Mes premiers pas de directrice…ou les joies du management. Par Anne-Cécile George
Infirmière-Puéricultrice, directrice de crèche
La prise en charge des enfants était à l’opposé de celle proposée en milieu hospitalier puisqu’il s’agissait d’enfants sains. Plus aucun acte technique. Un sevrage brutal qui ne dura guère longtemps, tant les différents aspects pédagogiques du métier étaient passionnants. Aussi, j’appris le sens du mot « management ». Terme anglo-saxon, à l’origine de bon nombre de nuits blanches, d’ulcères gastriques et autres tracas intestinaux. En tant que directrice adjointe, j’eus encore la possibilité de me cacher derrière l’autorité du chef d’établissement. « Non, je pense que la directrice ne sera pas d’accord ». Ce n’était pas moi qui disais non, je n’étais pas le dragon. Juste le gardien du temple qui filtrait les demandes : « on ne pourrait pas installer un fauteuil de massage dans la salle de pause ? » ou encore « et si on fermait la crèche à 18H00 les vendredis ? », comme celles-ci donc. En soi, ça ne m’aurait pas déplu. Mais il faut être réaliste, et surtout savoir dire non. Alors souvent je me mets à penser : « enfant/équipe : même combat ».
J’ai appris sur le tas la façon d’aborder les problématiques. Comme un enfant qui fait ses propres expériences. Car je dois l’avouer, j’étais novice en matière de psychologie de l’adulte. Alors quand une professionnelle houspilla une petite fille de 18 mois sur son incapacité à patienter pour le repas, je ne pus m’empêcher de sur-réagir. Sur le moment. Devant l’enfant. Une heure de débriefe plus tard, avec une professionnelle en pleurs ayant eu la sensation d’être humiliée, je comprenais. J’écrivais alors ma devise « Dire les choses, oui. A chaud, non ».
Et surtout, je me répétais intérieurement « on n’est pas là pour être aimé,… on n’est pas là pour être aimé… ». Oui, enfin si on peut travailler dans une bonne ambiance, c’est mieux.
Quand je suis passée à 28 ans sur un poste de directrice, je n’étais plus un filtre, je devais prendre des décisions. En vrai. J’avais bien l’aide de la directrice adjointe pour m’aiguiller, m’épauler. Mais si la décision finale n’était pas la bonne, c’était bibi qui prenais une cartouche. En général, on comprend assez vite.
Quand on débute en tant que directeur de structure ET qu’on a moins de trente ans (oserais-je dire « quand on est jeune »), le premier réflexe de survie est de vouloir se faire respecter. Asseoir son autorité. Faire des exemples. Avec le recul, j’ai parfois été dure. Plus les années passent et plus je mise sur une forme de management « win/win ». Pas de perdant, quand tout le monde y met du sien. Et surtout recentrer l’équipe sur une cible commune : la prise en charge de l’enfant et sa famille avec l’instauration de groupes de travail qui permettent de se remettre perpétuellement en question, de s’échapper de son quotidien parfois usant, de se retrouver avec ses collègues autrement qu’à quatre pattes. Des groupes qui favorisent la cohésion d’équipe.

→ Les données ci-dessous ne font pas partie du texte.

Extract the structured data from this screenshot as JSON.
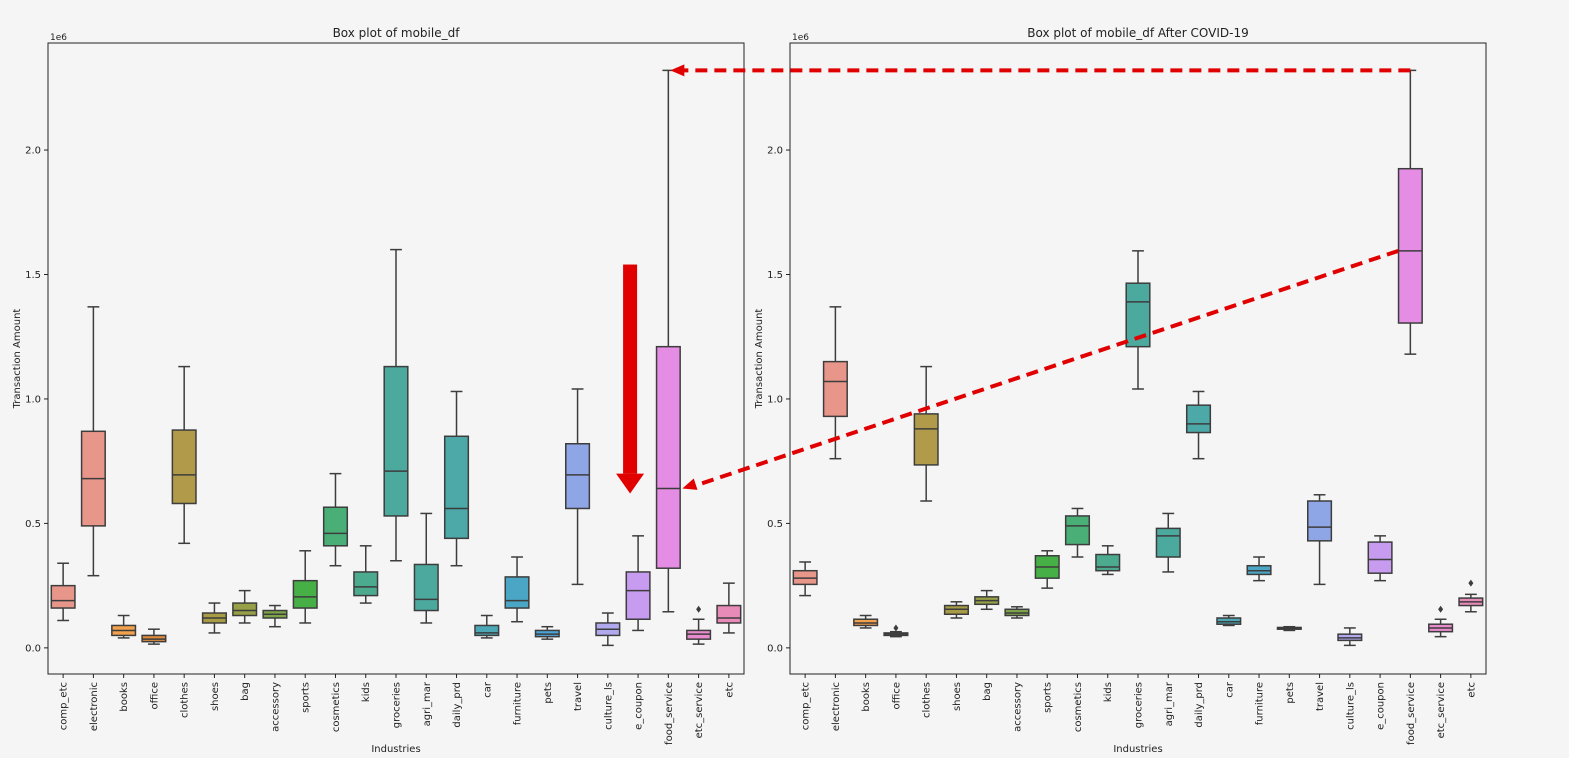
{
  "colors": {
    "background": "#f5f5f5",
    "box_edge": "#3d3d3d",
    "annotation": "#e00000",
    "palette": [
      "#e8968a",
      "#e8968a",
      "#f2a14d",
      "#e08a3c",
      "#b19a49",
      "#a79b45",
      "#97a046",
      "#7da548",
      "#46b047",
      "#4aae77",
      "#4cab8f",
      "#4ca99e",
      "#4da8a8",
      "#4da8b6",
      "#4aa6c4",
      "#4ba4d8",
      "#8fa6e6",
      "#b0a9ee",
      "#c79bef",
      "#e58de5",
      "#e88bcd",
      "#e88bb8"
    ]
  },
  "chart_data": [
    {
      "type": "box",
      "title": "Box plot of mobile_df",
      "offset_text": "1e6",
      "xlabel": "Industries",
      "ylabel": "Transaction Amount",
      "ylim": [
        -1.05,
        24.3
      ],
      "yticks": [
        0.0,
        0.5,
        1.0,
        1.5,
        2.0
      ],
      "ytick_labels": [
        "0.0",
        "0.5",
        "1.0",
        "1.5",
        "2.0"
      ],
      "categories": [
        "comp_etc",
        "electronic",
        "books",
        "office",
        "clothes",
        "shoes",
        "bag",
        "accessory",
        "sports",
        "cosmetics",
        "kids",
        "groceries",
        "agri_mar",
        "daily_prd",
        "car",
        "furniture",
        "pets",
        "travel",
        "culture_ls",
        "e_coupon",
        "food_service",
        "etc_service",
        "etc"
      ],
      "boxes": [
        {
          "whislo": 1.1,
          "q1": 1.6,
          "med": 1.9,
          "q3": 2.5,
          "whishi": 3.4,
          "fliers": []
        },
        {
          "whislo": 2.9,
          "q1": 4.9,
          "med": 6.8,
          "q3": 8.7,
          "whishi": 13.7,
          "fliers": []
        },
        {
          "whislo": 0.4,
          "q1": 0.5,
          "med": 0.7,
          "q3": 0.9,
          "whishi": 1.3,
          "fliers": []
        },
        {
          "whislo": 0.15,
          "q1": 0.25,
          "med": 0.35,
          "q3": 0.5,
          "whishi": 0.75,
          "fliers": []
        },
        {
          "whislo": 4.2,
          "q1": 5.8,
          "med": 6.95,
          "q3": 8.75,
          "whishi": 11.3,
          "fliers": []
        },
        {
          "whislo": 0.6,
          "q1": 1.0,
          "med": 1.2,
          "q3": 1.4,
          "whishi": 1.8,
          "fliers": []
        },
        {
          "whislo": 1.0,
          "q1": 1.3,
          "med": 1.5,
          "q3": 1.8,
          "whishi": 2.3,
          "fliers": []
        },
        {
          "whislo": 0.85,
          "q1": 1.2,
          "med": 1.35,
          "q3": 1.5,
          "whishi": 1.7,
          "fliers": []
        },
        {
          "whislo": 1.0,
          "q1": 1.6,
          "med": 2.05,
          "q3": 2.7,
          "whishi": 3.9,
          "fliers": []
        },
        {
          "whislo": 3.3,
          "q1": 4.1,
          "med": 4.6,
          "q3": 5.65,
          "whishi": 7.0,
          "fliers": []
        },
        {
          "whislo": 1.8,
          "q1": 2.1,
          "med": 2.45,
          "q3": 3.05,
          "whishi": 4.1,
          "fliers": []
        },
        {
          "whislo": 3.5,
          "q1": 5.3,
          "med": 7.1,
          "q3": 11.3,
          "whishi": 16.0,
          "fliers": []
        },
        {
          "whislo": 1.0,
          "q1": 1.5,
          "med": 1.95,
          "q3": 3.35,
          "whishi": 5.4,
          "fliers": []
        },
        {
          "whislo": 3.3,
          "q1": 4.4,
          "med": 5.6,
          "q3": 8.5,
          "whishi": 10.3,
          "fliers": []
        },
        {
          "whislo": 0.4,
          "q1": 0.5,
          "med": 0.6,
          "q3": 0.9,
          "whishi": 1.3,
          "fliers": []
        },
        {
          "whislo": 1.05,
          "q1": 1.6,
          "med": 1.9,
          "q3": 2.85,
          "whishi": 3.65,
          "fliers": []
        },
        {
          "whislo": 0.35,
          "q1": 0.45,
          "med": 0.55,
          "q3": 0.7,
          "whishi": 0.85,
          "fliers": []
        },
        {
          "whislo": 2.55,
          "q1": 5.6,
          "med": 6.95,
          "q3": 8.2,
          "whishi": 10.4,
          "fliers": []
        },
        {
          "whislo": 0.1,
          "q1": 0.5,
          "med": 0.75,
          "q3": 1.0,
          "whishi": 1.4,
          "fliers": []
        },
        {
          "whislo": 0.7,
          "q1": 1.15,
          "med": 2.3,
          "q3": 3.05,
          "whishi": 4.5,
          "fliers": []
        },
        {
          "whislo": 1.45,
          "q1": 3.2,
          "med": 6.4,
          "q3": 12.1,
          "whishi": 23.2,
          "fliers": []
        },
        {
          "whislo": 0.15,
          "q1": 0.35,
          "med": 0.55,
          "q3": 0.7,
          "whishi": 1.15,
          "fliers": [
            1.55
          ]
        },
        {
          "whislo": 0.6,
          "q1": 1.0,
          "med": 1.2,
          "q3": 1.7,
          "whishi": 2.6,
          "fliers": []
        }
      ]
    },
    {
      "type": "box",
      "title": "Box plot of mobile_df After COVID-19",
      "offset_text": "1e6",
      "xlabel": "Industries",
      "ylabel": "Transaction Amount",
      "ylim": [
        -1.05,
        24.3
      ],
      "yticks": [
        0.0,
        0.5,
        1.0,
        1.5,
        2.0
      ],
      "ytick_labels": [
        "0.0",
        "0.5",
        "1.0",
        "1.5",
        "2.0"
      ],
      "categories": [
        "comp_etc",
        "electronic",
        "books",
        "office",
        "clothes",
        "shoes",
        "bag",
        "accessory",
        "sports",
        "cosmetics",
        "kids",
        "groceries",
        "agri_mar",
        "daily_prd",
        "car",
        "furniture",
        "pets",
        "travel",
        "culture_ls",
        "e_coupon",
        "food_service",
        "etc_service",
        "etc"
      ],
      "boxes": [
        {
          "whislo": 2.1,
          "q1": 2.55,
          "med": 2.8,
          "q3": 3.1,
          "whishi": 3.45,
          "fliers": []
        },
        {
          "whislo": 7.6,
          "q1": 9.3,
          "med": 10.7,
          "q3": 11.5,
          "whishi": 13.7,
          "fliers": []
        },
        {
          "whislo": 0.8,
          "q1": 0.9,
          "med": 1.0,
          "q3": 1.15,
          "whishi": 1.3,
          "fliers": []
        },
        {
          "whislo": 0.45,
          "q1": 0.5,
          "med": 0.55,
          "q3": 0.6,
          "whishi": 0.65,
          "fliers": [
            0.8
          ]
        },
        {
          "whislo": 5.9,
          "q1": 7.35,
          "med": 8.8,
          "q3": 9.4,
          "whishi": 11.3,
          "fliers": []
        },
        {
          "whislo": 1.2,
          "q1": 1.35,
          "med": 1.55,
          "q3": 1.7,
          "whishi": 1.85,
          "fliers": []
        },
        {
          "whislo": 1.55,
          "q1": 1.75,
          "med": 1.9,
          "q3": 2.05,
          "whishi": 2.3,
          "fliers": []
        },
        {
          "whislo": 1.2,
          "q1": 1.3,
          "med": 1.4,
          "q3": 1.55,
          "whishi": 1.65,
          "fliers": []
        },
        {
          "whislo": 2.4,
          "q1": 2.8,
          "med": 3.25,
          "q3": 3.7,
          "whishi": 3.9,
          "fliers": []
        },
        {
          "whislo": 3.65,
          "q1": 4.15,
          "med": 4.9,
          "q3": 5.3,
          "whishi": 5.6,
          "fliers": []
        },
        {
          "whislo": 2.95,
          "q1": 3.1,
          "med": 3.25,
          "q3": 3.75,
          "whishi": 4.1,
          "fliers": []
        },
        {
          "whislo": 10.4,
          "q1": 12.1,
          "med": 13.9,
          "q3": 14.65,
          "whishi": 15.95,
          "fliers": []
        },
        {
          "whislo": 3.05,
          "q1": 3.65,
          "med": 4.5,
          "q3": 4.8,
          "whishi": 5.4,
          "fliers": []
        },
        {
          "whislo": 7.6,
          "q1": 8.65,
          "med": 9.0,
          "q3": 9.75,
          "whishi": 10.3,
          "fliers": []
        },
        {
          "whislo": 0.9,
          "q1": 0.95,
          "med": 1.05,
          "q3": 1.2,
          "whishi": 1.3,
          "fliers": []
        },
        {
          "whislo": 2.7,
          "q1": 2.95,
          "med": 3.1,
          "q3": 3.3,
          "whishi": 3.65,
          "fliers": []
        },
        {
          "whislo": 0.7,
          "q1": 0.75,
          "med": 0.8,
          "q3": 0.82,
          "whishi": 0.85,
          "fliers": []
        },
        {
          "whislo": 2.55,
          "q1": 4.3,
          "med": 4.85,
          "q3": 5.9,
          "whishi": 6.15,
          "fliers": []
        },
        {
          "whislo": 0.1,
          "q1": 0.3,
          "med": 0.4,
          "q3": 0.55,
          "whishi": 0.8,
          "fliers": []
        },
        {
          "whislo": 2.7,
          "q1": 3.0,
          "med": 3.55,
          "q3": 4.25,
          "whishi": 4.5,
          "fliers": []
        },
        {
          "whislo": 11.8,
          "q1": 13.05,
          "med": 15.95,
          "q3": 19.25,
          "whishi": 23.2,
          "fliers": []
        },
        {
          "whislo": 0.45,
          "q1": 0.65,
          "med": 0.8,
          "q3": 0.95,
          "whishi": 1.15,
          "fliers": [
            1.55
          ]
        },
        {
          "whislo": 1.45,
          "q1": 1.7,
          "med": 1.85,
          "q3": 2.0,
          "whishi": 2.15,
          "fliers": [
            2.6
          ]
        }
      ]
    }
  ]
}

Et puis les erreurs de débutant, ce n’est pas que la première année de direction. On apprend, toute sa vie. Les caractères varient, les équipes changent de visage.

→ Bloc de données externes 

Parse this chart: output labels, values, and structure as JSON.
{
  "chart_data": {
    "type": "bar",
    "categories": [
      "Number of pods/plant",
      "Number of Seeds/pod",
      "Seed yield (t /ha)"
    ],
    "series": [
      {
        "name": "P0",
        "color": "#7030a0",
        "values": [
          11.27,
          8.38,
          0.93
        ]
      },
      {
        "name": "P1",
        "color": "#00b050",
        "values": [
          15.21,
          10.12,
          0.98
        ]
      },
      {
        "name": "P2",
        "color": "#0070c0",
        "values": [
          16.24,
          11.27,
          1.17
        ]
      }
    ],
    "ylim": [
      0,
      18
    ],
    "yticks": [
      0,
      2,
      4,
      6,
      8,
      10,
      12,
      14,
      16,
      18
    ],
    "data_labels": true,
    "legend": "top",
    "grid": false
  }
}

Je me suis documentée sur la psychologie de l’adulte, les méthodes de management. Je me suis formée. J’ai fait des tests, j’ai échoué. J’ai fait d’autres tests, qui ont marché. Une passion pour la petite enfance et tout ce qui gravite autour est née. J’ai appris tellement de choses depuis que je travaille en crèche que je ne regrette absolument rien. Même pas les nuits blanches. Peut-être.